Lecco, 21 novembre 2019. Il consiglio comunale di Mandello del Lario si è riunito ieri in seduta “segreta” per discutere l’assegnazione delle civiche benemerenze.

Dodici le segnalazioni giunte, per un totale di 9 candidati, ma la discussione si è risolta con una sola assegnazione, quella alla Dr.ssa Silvia Buzzi, anche se i diversi componenti della commissione avevano indicato altri possibili benemeriti.

“La civica benemerenza così come intesa dal consiglio comunale è un riconoscimento che va al di la degli schieramenti politici e necessita di motivazioni ben evidenziate nella candidatura – spiega il sindaco di Mandello, Riccardo Fasoli – Le proposte, seppur meritevoli, non sono state sufficientemente argomentate dai promotori.
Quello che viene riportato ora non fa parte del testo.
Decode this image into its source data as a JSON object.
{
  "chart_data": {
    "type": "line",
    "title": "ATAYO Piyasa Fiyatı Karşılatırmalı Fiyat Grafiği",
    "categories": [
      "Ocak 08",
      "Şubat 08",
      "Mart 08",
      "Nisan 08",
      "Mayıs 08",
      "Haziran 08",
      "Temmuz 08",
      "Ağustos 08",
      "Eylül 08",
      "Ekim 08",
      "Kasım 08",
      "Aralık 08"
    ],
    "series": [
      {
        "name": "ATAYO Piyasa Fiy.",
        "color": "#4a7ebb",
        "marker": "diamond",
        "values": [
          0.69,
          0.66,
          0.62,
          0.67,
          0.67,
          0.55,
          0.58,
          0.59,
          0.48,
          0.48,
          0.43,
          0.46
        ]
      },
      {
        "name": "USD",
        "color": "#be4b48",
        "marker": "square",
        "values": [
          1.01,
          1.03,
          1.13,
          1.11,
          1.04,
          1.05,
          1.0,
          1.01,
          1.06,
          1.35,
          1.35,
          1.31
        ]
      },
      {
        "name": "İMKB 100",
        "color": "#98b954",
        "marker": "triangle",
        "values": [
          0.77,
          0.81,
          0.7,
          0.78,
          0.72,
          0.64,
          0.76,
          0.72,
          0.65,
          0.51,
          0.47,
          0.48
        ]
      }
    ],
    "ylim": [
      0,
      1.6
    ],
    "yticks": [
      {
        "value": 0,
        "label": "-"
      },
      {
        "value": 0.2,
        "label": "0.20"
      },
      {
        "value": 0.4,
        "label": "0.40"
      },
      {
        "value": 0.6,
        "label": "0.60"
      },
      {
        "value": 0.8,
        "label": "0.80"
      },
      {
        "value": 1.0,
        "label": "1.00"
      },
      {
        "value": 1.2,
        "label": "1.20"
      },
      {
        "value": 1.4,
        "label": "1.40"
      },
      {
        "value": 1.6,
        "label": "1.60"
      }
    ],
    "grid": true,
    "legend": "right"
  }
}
Per questo, in previsione del prossimo anno, tutti i consiglieri si sono impegnati a studiare un metodo per coinvolgere maggiormente la cittadinanza in questa iniziativa e rendere più dettagliate le candidature, anche attraverso una valutazione preliminare che possa permettere eventuali integrazioni”.

Il consiglio comunale ha quindi deciso di “premiare” la Dottoressa Buzzi  come “esempio di profonda umanità, discrezione ed estrema vicinanza alla comunità mandellese, sulle orme del padre Luigi e della madre Elena”.
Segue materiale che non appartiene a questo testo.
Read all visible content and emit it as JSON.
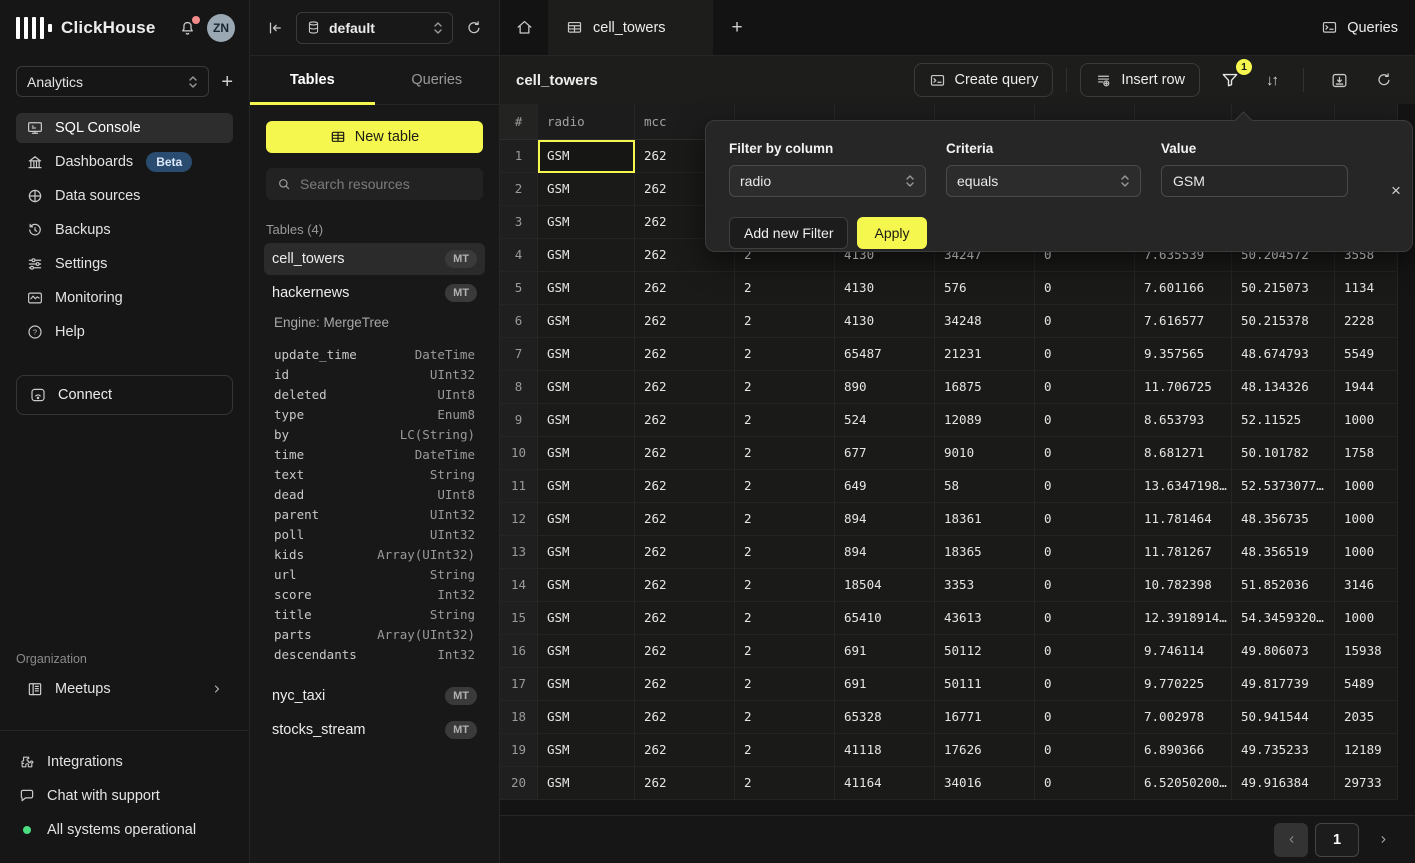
{
  "brand": {
    "name": "ClickHouse",
    "avatar": "ZN"
  },
  "sidebar": {
    "workspace": "Analytics",
    "items": [
      {
        "label": "SQL Console"
      },
      {
        "label": "Dashboards",
        "badge": "Beta"
      },
      {
        "label": "Data sources"
      },
      {
        "label": "Backups"
      },
      {
        "label": "Settings"
      },
      {
        "label": "Monitoring"
      },
      {
        "label": "Help"
      }
    ],
    "connect_label": "Connect",
    "org_label": "Organization",
    "meetups_label": "Meetups",
    "footer": {
      "integrations": "Integrations",
      "chat": "Chat with support",
      "status": "All systems operational"
    }
  },
  "explorer": {
    "database": "default",
    "tabs": {
      "tables": "Tables",
      "queries": "Queries"
    },
    "new_table_label": "New table",
    "search_placeholder": "Search resources",
    "tables_label": "Tables (4)",
    "tables": [
      {
        "name": "cell_towers",
        "badge": "MT"
      },
      {
        "name": "hackernews",
        "badge": "MT",
        "engine": "Engine: MergeTree",
        "columns": [
          {
            "name": "update_time",
            "type": "DateTime"
          },
          {
            "name": "id",
            "type": "UInt32"
          },
          {
            "name": "deleted",
            "type": "UInt8"
          },
          {
            "name": "type",
            "type": "Enum8"
          },
          {
            "name": "by",
            "type": "LC(String)"
          },
          {
            "name": "time",
            "type": "DateTime"
          },
          {
            "name": "text",
            "type": "String"
          },
          {
            "name": "dead",
            "type": "UInt8"
          },
          {
            "name": "parent",
            "type": "UInt32"
          },
          {
            "name": "poll",
            "type": "UInt32"
          },
          {
            "name": "kids",
            "type": "Array(UInt32)"
          },
          {
            "name": "url",
            "type": "String"
          },
          {
            "name": "score",
            "type": "Int32"
          },
          {
            "name": "title",
            "type": "String"
          },
          {
            "name": "parts",
            "type": "Array(UInt32)"
          },
          {
            "name": "descendants",
            "type": "Int32"
          }
        ]
      },
      {
        "name": "nyc_taxi",
        "badge": "MT"
      },
      {
        "name": "stocks_stream",
        "badge": "MT"
      }
    ]
  },
  "main": {
    "tab_label": "cell_towers",
    "queries_button": "Queries",
    "title": "cell_towers",
    "toolbar": {
      "create_query": "Create query",
      "insert_row": "Insert row",
      "filter_badge": "1"
    }
  },
  "grid": {
    "headers": [
      "#",
      "radio",
      "mcc",
      "",
      "",
      "",
      "",
      "",
      "",
      ""
    ],
    "selected_cell": [
      0,
      1
    ],
    "rows": [
      [
        "1",
        "GSM",
        "262",
        "",
        "",
        "",
        "",
        "",
        "",
        ""
      ],
      [
        "2",
        "GSM",
        "262",
        "",
        "",
        "",
        "",
        "",
        "",
        ""
      ],
      [
        "3",
        "GSM",
        "262",
        "",
        "",
        "",
        "",
        "",
        "",
        ""
      ],
      [
        "4",
        "GSM",
        "262",
        "2",
        "4130",
        "34247",
        "0",
        "7.635539",
        "50.204572",
        "3558"
      ],
      [
        "5",
        "GSM",
        "262",
        "2",
        "4130",
        "576",
        "0",
        "7.601166",
        "50.215073",
        "1134"
      ],
      [
        "6",
        "GSM",
        "262",
        "2",
        "4130",
        "34248",
        "0",
        "7.616577",
        "50.215378",
        "2228"
      ],
      [
        "7",
        "GSM",
        "262",
        "2",
        "65487",
        "21231",
        "0",
        "9.357565",
        "48.674793",
        "5549"
      ],
      [
        "8",
        "GSM",
        "262",
        "2",
        "890",
        "16875",
        "0",
        "11.706725",
        "48.134326",
        "1944"
      ],
      [
        "9",
        "GSM",
        "262",
        "2",
        "524",
        "12089",
        "0",
        "8.653793",
        "52.11525",
        "1000"
      ],
      [
        "10",
        "GSM",
        "262",
        "2",
        "677",
        "9010",
        "0",
        "8.681271",
        "50.101782",
        "1758"
      ],
      [
        "11",
        "GSM",
        "262",
        "2",
        "649",
        "58",
        "0",
        "13.6347198…",
        "52.5373077…",
        "1000"
      ],
      [
        "12",
        "GSM",
        "262",
        "2",
        "894",
        "18361",
        "0",
        "11.781464",
        "48.356735",
        "1000"
      ],
      [
        "13",
        "GSM",
        "262",
        "2",
        "894",
        "18365",
        "0",
        "11.781267",
        "48.356519",
        "1000"
      ],
      [
        "14",
        "GSM",
        "262",
        "2",
        "18504",
        "3353",
        "0",
        "10.782398",
        "51.852036",
        "3146"
      ],
      [
        "15",
        "GSM",
        "262",
        "2",
        "65410",
        "43613",
        "0",
        "12.3918914…",
        "54.3459320…",
        "1000"
      ],
      [
        "16",
        "GSM",
        "262",
        "2",
        "691",
        "50112",
        "0",
        "9.746114",
        "49.806073",
        "15938"
      ],
      [
        "17",
        "GSM",
        "262",
        "2",
        "691",
        "50111",
        "0",
        "9.770225",
        "49.817739",
        "5489"
      ],
      [
        "18",
        "GSM",
        "262",
        "2",
        "65328",
        "16771",
        "0",
        "7.002978",
        "50.941544",
        "2035"
      ],
      [
        "19",
        "GSM",
        "262",
        "2",
        "41118",
        "17626",
        "0",
        "6.890366",
        "49.735233",
        "12189"
      ],
      [
        "20",
        "GSM",
        "262",
        "2",
        "41164",
        "34016",
        "0",
        "6.52050200…",
        "49.916384",
        "29733"
      ]
    ]
  },
  "filter_popup": {
    "column_label": "Filter by column",
    "column_value": "radio",
    "criteria_label": "Criteria",
    "criteria_value": "equals",
    "value_label": "Value",
    "value": "GSM",
    "add_button": "Add new Filter",
    "apply_button": "Apply"
  },
  "pagination": {
    "page": "1"
  },
  "colors": {
    "accent": "#F5F74E",
    "background": "#141414"
  }
}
Imprenditrice mandellese distintasi per l’attività industriale di famiglia ma anche e soprattutto per la sua attenzione al mondo associazionistico, al territorio, alla società e alle persone in difficoltà, Silvia Buzzi ha seguito l’azienda di famiglia Icma, fondata dalla nonna Matilde Carcano, determinandone un grande sviluppo.
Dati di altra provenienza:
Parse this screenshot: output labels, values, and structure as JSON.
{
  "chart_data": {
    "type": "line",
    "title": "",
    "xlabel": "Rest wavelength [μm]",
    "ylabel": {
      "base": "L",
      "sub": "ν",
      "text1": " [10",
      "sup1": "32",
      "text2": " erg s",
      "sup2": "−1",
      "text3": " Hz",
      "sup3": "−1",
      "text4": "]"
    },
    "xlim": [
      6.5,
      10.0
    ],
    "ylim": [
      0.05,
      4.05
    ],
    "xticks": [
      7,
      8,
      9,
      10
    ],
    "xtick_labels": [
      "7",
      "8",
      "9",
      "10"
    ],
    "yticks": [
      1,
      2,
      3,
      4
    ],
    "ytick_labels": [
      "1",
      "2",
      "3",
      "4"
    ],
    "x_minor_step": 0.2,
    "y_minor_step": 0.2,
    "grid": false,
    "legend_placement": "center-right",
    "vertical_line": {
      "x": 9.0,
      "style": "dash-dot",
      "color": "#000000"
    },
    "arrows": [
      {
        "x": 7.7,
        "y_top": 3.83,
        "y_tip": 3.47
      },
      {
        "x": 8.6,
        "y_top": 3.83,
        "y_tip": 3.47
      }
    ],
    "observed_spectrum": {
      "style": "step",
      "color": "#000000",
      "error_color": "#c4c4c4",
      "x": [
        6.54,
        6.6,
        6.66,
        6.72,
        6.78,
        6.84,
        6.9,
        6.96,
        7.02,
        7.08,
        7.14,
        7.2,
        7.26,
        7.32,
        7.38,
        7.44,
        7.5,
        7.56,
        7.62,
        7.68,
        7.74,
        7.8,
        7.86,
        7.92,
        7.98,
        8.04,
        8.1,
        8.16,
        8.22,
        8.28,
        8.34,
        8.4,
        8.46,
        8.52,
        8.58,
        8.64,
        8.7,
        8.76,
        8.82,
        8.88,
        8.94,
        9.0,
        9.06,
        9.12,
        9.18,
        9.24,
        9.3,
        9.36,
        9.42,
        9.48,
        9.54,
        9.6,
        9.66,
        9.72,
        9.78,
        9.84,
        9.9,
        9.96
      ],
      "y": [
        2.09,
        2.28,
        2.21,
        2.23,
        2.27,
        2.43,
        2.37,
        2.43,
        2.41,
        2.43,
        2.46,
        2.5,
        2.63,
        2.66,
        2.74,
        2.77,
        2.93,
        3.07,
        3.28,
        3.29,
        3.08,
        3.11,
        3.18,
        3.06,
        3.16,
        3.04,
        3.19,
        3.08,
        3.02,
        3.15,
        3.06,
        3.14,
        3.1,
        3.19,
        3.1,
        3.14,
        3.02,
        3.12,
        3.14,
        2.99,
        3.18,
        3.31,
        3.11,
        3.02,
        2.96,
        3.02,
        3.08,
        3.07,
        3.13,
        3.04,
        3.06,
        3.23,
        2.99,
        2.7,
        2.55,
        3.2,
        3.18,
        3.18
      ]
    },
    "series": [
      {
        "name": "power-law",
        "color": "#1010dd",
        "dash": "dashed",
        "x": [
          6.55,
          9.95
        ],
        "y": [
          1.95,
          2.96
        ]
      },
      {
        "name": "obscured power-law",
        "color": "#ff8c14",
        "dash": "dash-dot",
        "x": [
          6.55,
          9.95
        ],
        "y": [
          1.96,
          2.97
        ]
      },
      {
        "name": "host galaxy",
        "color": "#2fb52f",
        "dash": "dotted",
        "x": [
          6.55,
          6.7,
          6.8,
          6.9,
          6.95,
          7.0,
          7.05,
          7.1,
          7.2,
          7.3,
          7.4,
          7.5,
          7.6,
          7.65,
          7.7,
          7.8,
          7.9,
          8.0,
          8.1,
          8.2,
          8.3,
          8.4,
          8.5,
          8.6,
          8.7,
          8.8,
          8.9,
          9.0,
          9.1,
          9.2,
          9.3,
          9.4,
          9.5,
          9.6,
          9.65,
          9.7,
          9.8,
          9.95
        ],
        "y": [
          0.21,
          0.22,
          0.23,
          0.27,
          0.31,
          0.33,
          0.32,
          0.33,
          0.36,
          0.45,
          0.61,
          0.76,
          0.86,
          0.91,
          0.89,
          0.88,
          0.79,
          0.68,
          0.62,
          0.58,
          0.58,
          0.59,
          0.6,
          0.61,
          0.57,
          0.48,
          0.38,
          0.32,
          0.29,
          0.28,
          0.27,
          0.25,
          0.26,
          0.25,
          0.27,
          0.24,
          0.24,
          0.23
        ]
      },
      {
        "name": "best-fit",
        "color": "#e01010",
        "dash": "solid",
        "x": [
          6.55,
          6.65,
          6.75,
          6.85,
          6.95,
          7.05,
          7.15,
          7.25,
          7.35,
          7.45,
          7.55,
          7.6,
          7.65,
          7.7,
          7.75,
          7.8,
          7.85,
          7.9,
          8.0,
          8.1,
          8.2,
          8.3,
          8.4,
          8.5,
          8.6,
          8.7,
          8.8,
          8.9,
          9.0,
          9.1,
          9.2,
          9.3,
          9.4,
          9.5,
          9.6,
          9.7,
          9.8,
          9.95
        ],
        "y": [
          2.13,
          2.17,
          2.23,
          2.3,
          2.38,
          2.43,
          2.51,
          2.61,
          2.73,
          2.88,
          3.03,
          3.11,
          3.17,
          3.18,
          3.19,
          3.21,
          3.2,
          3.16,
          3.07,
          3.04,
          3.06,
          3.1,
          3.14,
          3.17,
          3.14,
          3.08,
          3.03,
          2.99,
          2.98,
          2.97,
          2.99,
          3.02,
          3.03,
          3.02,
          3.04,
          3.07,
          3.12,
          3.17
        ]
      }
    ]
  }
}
Dal 1996 conferisce le borse di studio per i figli dei dipendenti, un esempio di attenzione alle famiglie dei lavoratori e di aiuto concreto per la crescita delle nuove generazioni. Buzzi ha ricoperto anche incarichi prestigiosi in seno alla sezione lecchese di Confindustria, promuovendo l’imprenditoria femminile e ha contribuito, con cospicui investimenti, alla riqualificazione del centro sportivo comunale e del rifugio Bietti-Buzzi di proprietà del Cai Mandello, aiutando anche tante altre realtà e famiglie all’interno della comunità.

“Sono felice di questo riconoscimento ad una imprenditrice che, per il suo paese, non si tira mai indietro”, conclude Fasoli.